"Just annihilated this bad boy at @bensbiggestburgers #legend #lockjaw"
We’ve all done similar to this haven’t we?
You would have either visited somewhere hot on holiday and taken the classic “hotdog legs” picture, or bought a new car and taken the selfie with the “accidental” Ford logo on the headrest, peaking out behind your freshly made over hair from ’Toni & Guys'.
Whatever your poison, like it or not, most of us have bragged on social media in some way shape or form.
The reasons behind these bragging-rights are fascinating, but more so for brands, is how organisations can capitalize on and harness bragging-rights for marketing purposes.
Perhaps from its grass roots in 'conspicuous consumption theory' (buying shit that loudly reflects your own success and how well you’re doing in life), reflections of 'upward social mobility' (“This time next year Rodney, we’ll be millionaires”) or originating from our dreams as kids to own luxury items like Lamborghini’s or Ferrari’s, reflecting our experiences, coolness, possessions, social circles, family values, sexuality, hard earned gym body, or even attitudes of non-conformity are so engrained into society and the way we communicate on social media, that it’s become second nature to us and we don’t even know we’re doing it!
Regardless of this, the power of bragging-rights as a form of word-of-mouth communications is a vastly untapped world.
The question is, have brands really understood the power of bragging on social media, or is it an accidental phenomena? To understand this, we need to clarify what “Bragging Rights” are?
There’s probably a scientific or academic discourse on exactly what bragging-rights are, but I’m not an academic or a scientist and don’t pertain to be, so we’ll avoid this where possible.
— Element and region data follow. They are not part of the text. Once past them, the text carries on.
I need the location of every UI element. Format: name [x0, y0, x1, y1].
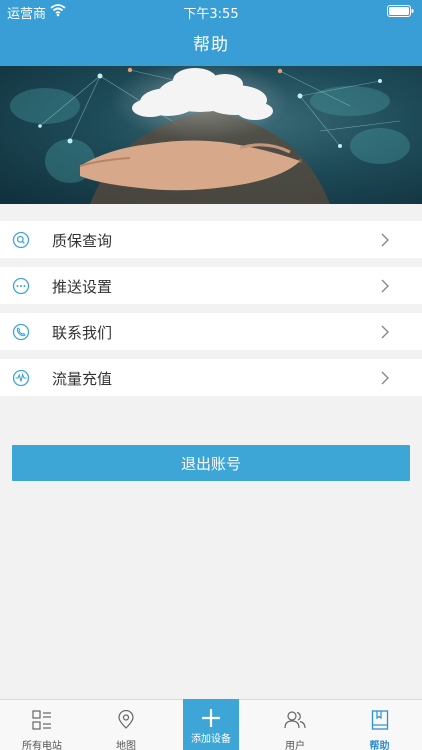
tab-label: 用户 [285, 741, 305, 750]
logout-button[interactable]: 退出账号 [12, 445, 410, 481]
chevron-right-icon [381, 371, 389, 385]
station-list-icon [32, 710, 51, 730]
tab-users[interactable]: 用户 [253, 700, 337, 750]
battery-icon [387, 5, 414, 17]
status-time: 下午3:55 [183, 7, 239, 22]
cloud-hand-banner [0, 66, 422, 204]
search-icon [12, 231, 30, 249]
tab-label: 添加设备 [191, 734, 231, 745]
users-icon [284, 711, 306, 729]
tab-all-stations[interactable]: 所有电站 [0, 700, 84, 750]
tab-map[interactable]: 地图 [84, 700, 168, 750]
tab-help[interactable]: 帮助 [337, 700, 422, 750]
banner-illustration [10, 66, 410, 204]
tab-label: 所有电站 [22, 741, 62, 750]
chevron-right-icon [381, 233, 389, 247]
menu-item-label: 流量充值 [52, 370, 113, 388]
tab-label: 帮助 [369, 741, 390, 750]
plus-icon [202, 709, 220, 727]
phone-icon [12, 323, 30, 341]
menu-item-contact-us[interactable]: 联系我们 [0, 313, 422, 350]
more-dots-icon [12, 277, 30, 295]
menu-item-label: 推送设置 [52, 278, 113, 296]
app-header: 运营商 下午3:55 帮助 [0, 0, 422, 66]
menu-item-label: 质保查询 [52, 232, 113, 250]
tab-label: 地图 [116, 741, 136, 750]
map-pin-icon [118, 710, 134, 729]
book-icon [371, 710, 388, 730]
signal-wave-icon [12, 369, 30, 387]
menu-item-push-settings[interactable]: 推送设置 [0, 267, 422, 304]
menu-item-data-topup[interactable]: 流量充值 [0, 359, 422, 396]
tab-add-device[interactable]: 添加设备 [183, 699, 239, 750]
status-bar: 运营商 下午3:55 [0, 0, 422, 22]
menu-item-warranty-query[interactable]: 质保查询 [0, 221, 422, 258]
page-title: 帮助 [193, 35, 229, 55]
chevron-right-icon [381, 279, 389, 293]
chevron-right-icon [381, 325, 389, 339]
menu-item-label: 联系我们 [52, 324, 113, 342]
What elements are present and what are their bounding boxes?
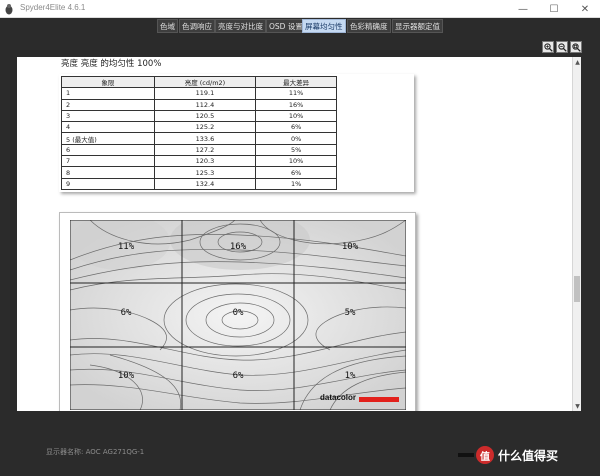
quadrant-6-label: 5%: [345, 308, 356, 318]
watermark-dash: [458, 453, 474, 457]
cell-difference: 0%: [255, 132, 337, 145]
tab-brightness-contrast[interactable]: 亮度与对比度: [215, 19, 266, 33]
minimize-button[interactable]: —: [510, 0, 536, 18]
scrollbar-thumb[interactable]: [574, 276, 580, 302]
cell-difference: 10%: [255, 109, 337, 123]
cell-difference: 16%: [255, 98, 337, 111]
title-bar: Spyder4Elite 4.6.1 — ☐ ✕: [0, 0, 600, 18]
cell-luminance: 112.4: [153, 98, 257, 111]
report-page: 亮度 亮度 的均匀性 100% 象限 亮度 (cd/m2) 最大差异 1 119.…: [17, 57, 572, 411]
cell-difference: 6%: [255, 166, 337, 179]
scroll-down-arrow-icon[interactable]: ▼: [573, 401, 582, 411]
cell-quadrant: 8: [61, 166, 155, 179]
table-row: 9 132.4 1%: [61, 177, 337, 190]
zoom-in-icon: [543, 42, 553, 52]
uniformity-contour-map: 11% 16% 10% 6% 0% 5% 10% 6% 1%: [70, 220, 406, 410]
luminance-table: 象限 亮度 (cd/m2) 最大差异 1 119.1 11% 2 112.4 16% 3…: [61, 75, 337, 190]
cell-luminance: 120.3: [153, 155, 257, 168]
quadrant-9-label: 1%: [345, 371, 356, 381]
spyder-app-icon: [5, 4, 13, 15]
cell-luminance: 120.5: [153, 109, 257, 123]
tab-monitor-rating[interactable]: 显示器额定值: [392, 19, 443, 33]
cell-difference: 11%: [255, 87, 337, 100]
zoom-fit-icon: [571, 42, 581, 52]
report-viewer: 亮度 亮度 的均匀性 100% 象限 亮度 (cd/m2) 最大差异 1 119.…: [0, 35, 600, 424]
quadrant-2-label: 16%: [230, 242, 247, 252]
report-tab-bar: 色域 色调响应 亮度与对比度 OSD 设置 屏幕均匀性 色彩精确度 显示器额定值: [0, 18, 600, 35]
cell-difference: 6%: [255, 121, 337, 134]
table-row: 1 119.1 11%: [61, 87, 337, 100]
watermark: 值 什么值得买: [458, 444, 598, 466]
uniformity-map-card: 11% 16% 10% 6% 0% 5% 10% 6% 1% datacolor: [59, 212, 416, 411]
tab-tone-response[interactable]: 色调响应: [179, 19, 215, 33]
tab-color-gamut[interactable]: 色域: [157, 19, 178, 33]
table-row: 2 112.4 16%: [61, 98, 337, 111]
maximize-button[interactable]: ☐: [541, 0, 567, 18]
cell-difference: 1%: [255, 177, 337, 190]
table-row: 8 125.3 6%: [61, 166, 337, 179]
datacolor-logo-bar: [359, 397, 399, 402]
tab-osd-settings[interactable]: OSD 设置: [266, 19, 306, 33]
cell-quadrant: 2: [61, 98, 155, 111]
quadrant-8-label: 6%: [233, 371, 244, 381]
zoom-fit-button[interactable]: [570, 41, 582, 53]
cell-quadrant: 6: [61, 143, 155, 157]
quadrant-1-label: 11%: [118, 242, 135, 252]
vertical-scrollbar[interactable]: ▲ ▼: [572, 57, 581, 411]
monitor-name-label: 显示器名称: AOC AG271QG-1: [46, 448, 145, 456]
cell-luminance: 132.4: [153, 177, 257, 190]
cell-quadrant: 1: [61, 87, 155, 100]
close-button[interactable]: ✕: [572, 0, 598, 18]
cell-luminance: 127.2: [153, 143, 257, 157]
cell-difference: 10%: [255, 155, 337, 168]
cell-quadrant: 3: [61, 109, 155, 123]
window-title: Spyder4Elite 4.6.1: [20, 3, 86, 12]
cell-luminance: 119.1: [153, 87, 257, 100]
datacolor-logo: datacolor: [320, 393, 357, 402]
watermark-badge-icon: 值: [476, 446, 494, 464]
cell-difference: 5%: [255, 143, 337, 157]
table-row: 4 125.2 6%: [61, 121, 337, 134]
cell-luminance: 125.2: [153, 121, 257, 134]
quadrant-3-label: 10%: [342, 242, 359, 252]
table-header-row: 象限 亮度 (cd/m2) 最大差异: [61, 75, 337, 89]
tab-color-accuracy[interactable]: 色彩精确度: [347, 19, 391, 33]
scroll-up-arrow-icon[interactable]: ▲: [573, 57, 582, 67]
table-row: 3 120.5 10%: [61, 109, 337, 123]
cell-luminance: 133.6: [153, 132, 257, 145]
cell-quadrant: 7: [61, 155, 155, 168]
table-row: 5 (最大值) 133.6 0%: [61, 132, 337, 145]
cell-quadrant: 5 (最大值): [61, 132, 155, 145]
cell-quadrant: 4: [61, 121, 155, 134]
header-quadrant: 象限: [61, 75, 155, 89]
uniformity-heading: 亮度 亮度 的均匀性 100%: [61, 59, 162, 69]
zoom-in-button[interactable]: [542, 41, 554, 53]
table-row: 6 127.2 5%: [61, 143, 337, 157]
quadrant-5-label: 0%: [233, 308, 244, 318]
zoom-out-button[interactable]: [556, 41, 568, 53]
cell-luminance: 125.3: [153, 166, 257, 179]
quadrant-4-label: 6%: [121, 308, 132, 318]
tab-screen-uniformity[interactable]: 屏幕均匀性: [302, 19, 346, 33]
header-luminance: 亮度 (cd/m2): [153, 75, 257, 89]
cell-quadrant: 9: [61, 177, 155, 190]
watermark-text: 什么值得买: [498, 448, 559, 463]
zoom-out-icon: [557, 42, 567, 52]
status-bar: 显示器名称: AOC AG271QG-1 值 什么值得买: [0, 424, 600, 476]
quadrant-7-label: 10%: [118, 371, 135, 381]
luminance-table-card: 象限 亮度 (cd/m2) 最大差异 1 119.1 11% 2 112.4 16% 3…: [59, 74, 414, 192]
header-max-difference: 最大差异: [255, 75, 337, 89]
table-row: 7 120.3 10%: [61, 155, 337, 168]
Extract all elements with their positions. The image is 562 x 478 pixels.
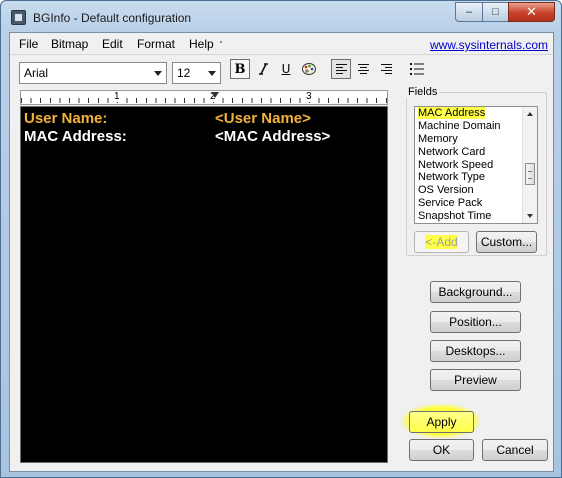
menu-edit[interactable]: Edit <box>102 37 123 51</box>
field-item-network-type[interactable]: Network Type <box>415 171 537 184</box>
menu-format[interactable]: Format <box>137 37 175 51</box>
ruler-ticks <box>21 98 387 103</box>
align-left-button[interactable] <box>331 59 351 79</box>
align-right-button[interactable] <box>376 59 396 79</box>
preview-button[interactable]: Preview <box>430 369 521 391</box>
underline-button[interactable]: U <box>276 59 296 79</box>
field-item-machine-domain[interactable]: Machine Domain <box>415 120 537 133</box>
cancel-button[interactable]: Cancel <box>482 439 548 461</box>
bold-button[interactable]: B <box>230 59 250 79</box>
ruler-number: 3 <box>305 91 313 102</box>
field-item-snapshot-time[interactable]: Snapshot Time <box>415 210 537 223</box>
apply-button[interactable]: Apply <box>409 411 474 433</box>
text-color-button[interactable] <box>299 59 319 79</box>
fields-listbox[interactable]: MAC Address Machine Domain Memory Networ… <box>414 106 538 224</box>
field-item-memory[interactable]: Memory <box>415 133 537 146</box>
menu-file[interactable]: File <box>19 37 38 51</box>
ruler-number: 1 <box>113 91 121 102</box>
ruler[interactable]: 1 2 3 <box>20 90 388 105</box>
scroll-thumb[interactable] <box>525 163 535 185</box>
align-left-icon <box>335 64 347 74</box>
tab-stop-marker[interactable] <box>211 92 219 98</box>
menu-separator <box>220 41 222 43</box>
chevron-down-icon[interactable] <box>154 71 162 76</box>
bullets-button[interactable] <box>407 59 427 79</box>
font-size-combo[interactable]: 12 <box>172 62 221 84</box>
maximize-button[interactable]: □ <box>482 2 508 22</box>
bginfo-window: BGInfo - Default configuration – □ ✕ Fil… <box>0 0 562 478</box>
title-bar[interactable]: BGInfo - Default configuration – □ ✕ <box>1 1 561 32</box>
bullet-list-icon <box>410 63 424 75</box>
caption-buttons: – □ ✕ <box>455 2 555 22</box>
editor-label-mac-address: MAC Address: <box>24 128 127 145</box>
custom-field-button[interactable]: Custom... <box>476 231 537 253</box>
client-area: File Bitmap Edit Format Help www.sysinte… <box>9 32 554 472</box>
position-button[interactable]: Position... <box>430 311 521 333</box>
format-toolbar: Arial 12 B U <box>10 55 553 87</box>
field-item-network-card[interactable]: Network Card <box>415 146 537 159</box>
font-name-value: Arial <box>24 66 49 80</box>
scroll-up-icon[interactable] <box>527 112 533 116</box>
editor-field-mac-address: <MAC Address> <box>215 128 331 145</box>
align-right-icon <box>380 64 392 74</box>
scroll-down-icon[interactable] <box>527 214 533 218</box>
font-name-combo[interactable]: Arial <box>19 62 167 84</box>
align-center-icon <box>357 64 369 74</box>
field-item-network-speed[interactable]: Network Speed <box>415 159 537 172</box>
color-palette-icon <box>302 63 316 75</box>
menu-help[interactable]: Help <box>189 37 214 51</box>
add-field-label: <-Add <box>425 235 458 249</box>
italic-icon <box>259 63 268 75</box>
italic-button[interactable] <box>253 59 273 79</box>
font-size-value: 12 <box>177 66 191 80</box>
desktops-button[interactable]: Desktops... <box>430 340 521 362</box>
minimize-button[interactable]: – <box>455 2 482 22</box>
text-editor[interactable]: User Name: <User Name> MAC Address: <MAC… <box>20 106 388 463</box>
close-button[interactable]: ✕ <box>508 2 555 22</box>
editor-label-user-name: User Name: <box>24 110 108 127</box>
window-title: BGInfo - Default configuration <box>33 11 192 25</box>
chevron-down-icon[interactable] <box>208 71 216 76</box>
fields-scrollbar[interactable] <box>522 107 537 223</box>
bginfo-app-icon[interactable] <box>11 10 26 25</box>
field-item-mac-address[interactable]: MAC Address <box>415 107 537 120</box>
menu-bar: File Bitmap Edit Format Help www.sysinte… <box>10 33 553 55</box>
editor-field-user-name: <User Name> <box>215 110 311 127</box>
sysinternals-link[interactable]: www.sysinternals.com <box>430 38 548 52</box>
ok-button[interactable]: OK <box>409 439 474 461</box>
align-center-button[interactable] <box>353 59 373 79</box>
field-item-os-version[interactable]: OS Version <box>415 184 537 197</box>
fields-label: Fields <box>406 86 440 98</box>
field-item-service-pack[interactable]: Service Pack <box>415 197 537 210</box>
background-button[interactable]: Background... <box>430 281 521 303</box>
menu-bitmap[interactable]: Bitmap <box>51 37 88 51</box>
add-field-button[interactable]: <-Add <box>414 231 469 253</box>
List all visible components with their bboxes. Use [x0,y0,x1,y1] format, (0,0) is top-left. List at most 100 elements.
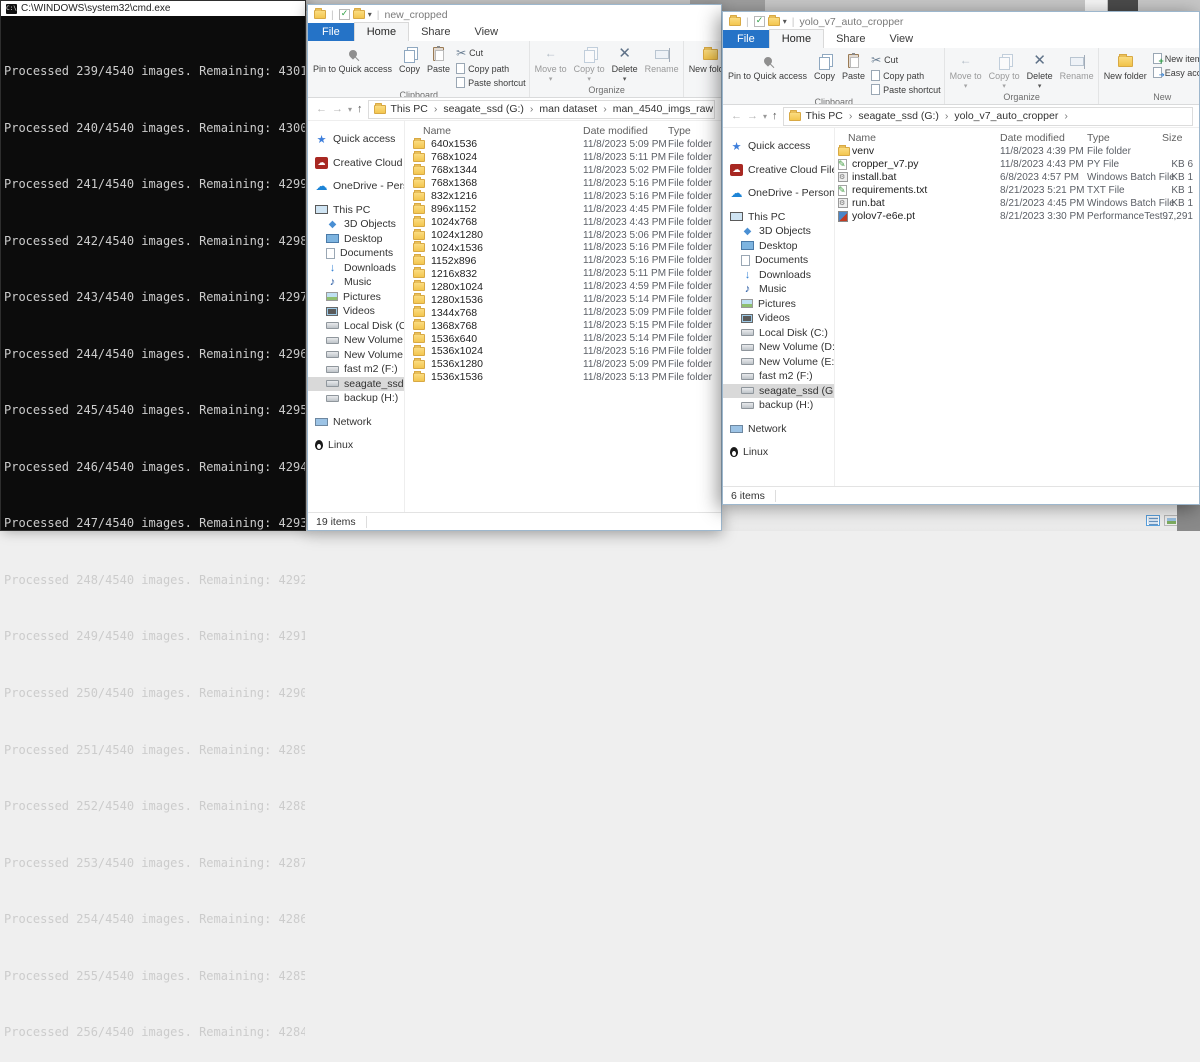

There are however multiple meanings and perceptions of the phrase scattered around the
webby web. The bulk of the meanings can be split into two main categories.
1) Earning the entitlement to brag about something
2) Communicating with pride about something you have achieved
What’s interesting about these meanings are that they both involve the user of the brag having done something or achieved something to earn the brag, and there has to be kudos or an element of rareness associated with this.
For example, it’s highly unlikely you would brag on Instagram about buying a box of 'Ben’s Budget Toilet Paper' with the hastags #thisisreallygoingtochafe
It needs to be something aspirational, or a life moment that reflects the individuals achievement either directly (buying the item or experience), or indirectly (achieving success to be able to afford to purchase the item or experience). So is it only the big brands who can achieve this or can smaller brands capitalise?
Most may say “Big business = Big budget”, which affects the reach of a campaign, but what if 'Ben’s Budget Toilet Paper INC' targeted 16-24 year olds and had set a social media challenge for users to build a fort out of budget loo rolls and challenge their mates to a loo roll invasion war, posting videos and bragging about their win using #’s and @’s etc with the lure of a free Spring Break Holiday. Then suddenly, a non-aspirational brand has turned themselves into a bragging-rights item by creating a brag based upon experiences, peer interaction, lifestyle, youth and non-conformity (yet with the desire to belong; Key elements of Saatchi & Saatchi’s Teen Conflict Theory).
Suddenly the brand equity benefits and strength of bragging-rights in social media marketing, albeit inseparable from a creative campaign and market conditioning, becomes very obvious. The question is, how are you going to nail it?